Reviewing “A House in the Sky”: A Memoir
This harrowing and well-written book (by Amanda Lindhout with Sara Corbett) will make you think twice about travelling to places with security warnings. With the world in a rather disruptive state to say the least, I think back to my husband and my frequent decisions not to go into what were at the time unrest areas (such as Borneo or Paraguay ) with more than a little relief. It doesn’t mean, however, that one will always be in the right place at the right time; a lot of course, depends on luck.
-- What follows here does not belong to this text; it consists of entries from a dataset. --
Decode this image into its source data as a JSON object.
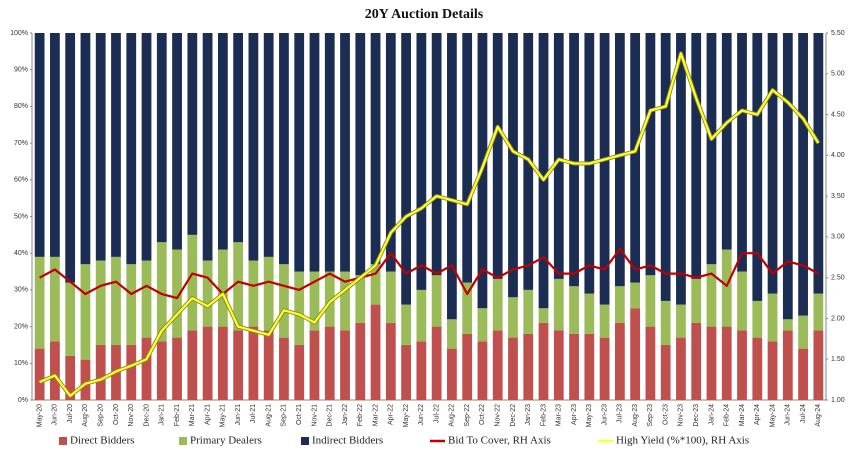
{
  "chart_data": {
    "type": "bar",
    "stacked": true,
    "title": "20Y Auction Details",
    "categories": [
      "May-20",
      "Jun-20",
      "Jul-20",
      "Aug-20",
      "Sep-20",
      "Oct-20",
      "Nov-20",
      "Dec-20",
      "Jan-21",
      "Feb-21",
      "Mar-21",
      "Apr-21",
      "May-21",
      "Jun-21",
      "Jul-21",
      "Aug-21",
      "Sep-21",
      "Oct-21",
      "Nov-21",
      "Dec-21",
      "Jan-22",
      "Feb-22",
      "Mar-22",
      "Apr-22",
      "May-22",
      "Jun-22",
      "Jul-22",
      "Aug-22",
      "Sep-22",
      "Oct-22",
      "Nov-22",
      "Dec-22",
      "Jan-23",
      "Feb-23",
      "Mar-23",
      "Apr-23",
      "May-23",
      "Jun-23",
      "Jul-23",
      "Aug-23",
      "Sep-23",
      "Oct-23",
      "Nov-23",
      "Dec-23",
      "Jan-24",
      "Feb-24",
      "Mar-24",
      "Apr-24",
      "May-24",
      "Jun-24",
      "Jul-24",
      "Aug-24"
    ],
    "series": [
      {
        "name": "Direct Bidders",
        "color": "#c0504d",
        "values": [
          14,
          16,
          12,
          11,
          15,
          15,
          15,
          17,
          16,
          17,
          19,
          20,
          20,
          19,
          20,
          19,
          17,
          15,
          19,
          20,
          19,
          21,
          26,
          21,
          15,
          16,
          20,
          14,
          18,
          16,
          19,
          17,
          18,
          21,
          19,
          18,
          18,
          17,
          21,
          25,
          20,
          15,
          17,
          21,
          20,
          20,
          19,
          17,
          16,
          19,
          14,
          19
        ]
      },
      {
        "name": "Primary Dealers",
        "color": "#9bbb59",
        "values": [
          25,
          23,
          20,
          26,
          23,
          24,
          22,
          21,
          27,
          24,
          26,
          18,
          21,
          24,
          18,
          20,
          20,
          20,
          16,
          15,
          16,
          13,
          11,
          14,
          11,
          14,
          14,
          8,
          14,
          9,
          14,
          11,
          12,
          4,
          14,
          13,
          11,
          9,
          10,
          7,
          14,
          12,
          9,
          12,
          17,
          21,
          16,
          10,
          13,
          3,
          9,
          10
        ]
      },
      {
        "name": "Indirect Bidders",
        "color": "#1c2d54",
        "values": [
          61,
          61,
          68,
          63,
          62,
          61,
          63,
          62,
          57,
          59,
          55,
          62,
          59,
          57,
          62,
          61,
          63,
          65,
          65,
          65,
          65,
          66,
          63,
          65,
          74,
          70,
          66,
          78,
          68,
          75,
          67,
          72,
          70,
          75,
          67,
          69,
          71,
          74,
          69,
          68,
          66,
          73,
          74,
          67,
          63,
          59,
          65,
          73,
          71,
          78,
          77,
          71
        ]
      },
      {
        "name": "Bid To Cover, RH Axis",
        "type": "line",
        "axis": "y2",
        "color": "#c00000",
        "values": [
          2.5,
          2.6,
          2.45,
          2.3,
          2.4,
          2.45,
          2.3,
          2.4,
          2.3,
          2.25,
          2.55,
          2.5,
          2.3,
          2.45,
          2.4,
          2.45,
          2.4,
          2.35,
          2.45,
          2.55,
          2.45,
          2.5,
          2.55,
          2.8,
          2.55,
          2.65,
          2.55,
          2.65,
          2.3,
          2.6,
          2.5,
          2.6,
          2.65,
          2.75,
          2.55,
          2.55,
          2.65,
          2.6,
          2.85,
          2.6,
          2.65,
          2.55,
          2.55,
          2.5,
          2.55,
          2.4,
          2.8,
          2.8,
          2.55,
          2.7,
          2.65,
          2.55
        ]
      },
      {
        "name": "High Yield (%*100), RH Axis",
        "type": "line",
        "axis": "y2",
        "color": "#ffff33",
        "values": [
          1.22,
          1.3,
          1.05,
          1.2,
          1.25,
          1.35,
          1.42,
          1.5,
          1.85,
          2.05,
          2.25,
          2.15,
          2.3,
          1.9,
          1.85,
          1.8,
          2.1,
          2.05,
          1.95,
          2.2,
          2.35,
          2.5,
          2.65,
          3.05,
          3.25,
          3.35,
          3.5,
          3.45,
          3.4,
          3.85,
          4.35,
          4.05,
          3.95,
          3.7,
          3.95,
          3.9,
          3.9,
          3.95,
          4.0,
          4.05,
          4.55,
          4.6,
          5.25,
          4.7,
          4.2,
          4.4,
          4.55,
          4.5,
          4.8,
          4.65,
          4.45,
          4.15
        ]
      }
    ],
    "ylim": [
      0,
      100
    ],
    "yticks": [
      {
        "value": 0,
        "label": "0%"
      },
      {
        "value": 10,
        "label": "10%"
      },
      {
        "value": 20,
        "label": "20%"
      },
      {
        "value": 30,
        "label": "30%"
      },
      {
        "value": 40,
        "label": "40%"
      },
      {
        "value": 50,
        "label": "50%"
      },
      {
        "value": 60,
        "label": "60%"
      },
      {
        "value": 70,
        "label": "70%"
      },
      {
        "value": 80,
        "label": "80%"
      },
      {
        "value": 90,
        "label": "90%"
      },
      {
        "value": 100,
        "label": "100%"
      }
    ],
    "y2lim": [
      1,
      5.5
    ],
    "y2ticks": [
      {
        "value": 1,
        "label": "1.00"
      },
      {
        "value": 1.5,
        "label": "1.50"
      },
      {
        "value": 2,
        "label": "2.00"
      },
      {
        "value": 2.5,
        "label": "2.50"
      },
      {
        "value": 3,
        "label": "3.00"
      },
      {
        "value": 3.5,
        "label": "3.50"
      },
      {
        "value": 4,
        "label": "4.00"
      },
      {
        "value": 4.5,
        "label": "4.50"
      },
      {
        "value": 5,
        "label": "5.00"
      },
      {
        "value": 5.5,
        "label": "5.50"
      }
    ],
    "legend": "bottom"
  }
}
Amanda Lindhout was not one of those lucky people. Travelling with her friend Nigel Brennan on a reporting mission (they were both photojournalists) into Somalia, she and Brennan were kidnapped with their entourage by Islamist insurgents. Held for 15 months, Lindhout was tortured and assaulted in unspeakable ways while her family and Brennan’s tried to raise an unrealistically high ransom. The book is from her perspective. Brennan wrote his own called: The Price of Life, which I have not read.
This account, however, is well constructed and leads you through Lindhout’s early life to the kidnapping and final release. And although you know she and Brennan will get out, you are kept enthralled and morbidly fascinated throughout.
Remarkable for me also was how similar my own outlook about travelling is to Lindhout’s at the beginning of the book. This and the fact that she is still travelling – now on philanthropic missions, including to Somalia where she was kidnapped.
A remarkable story by a remarkable woman.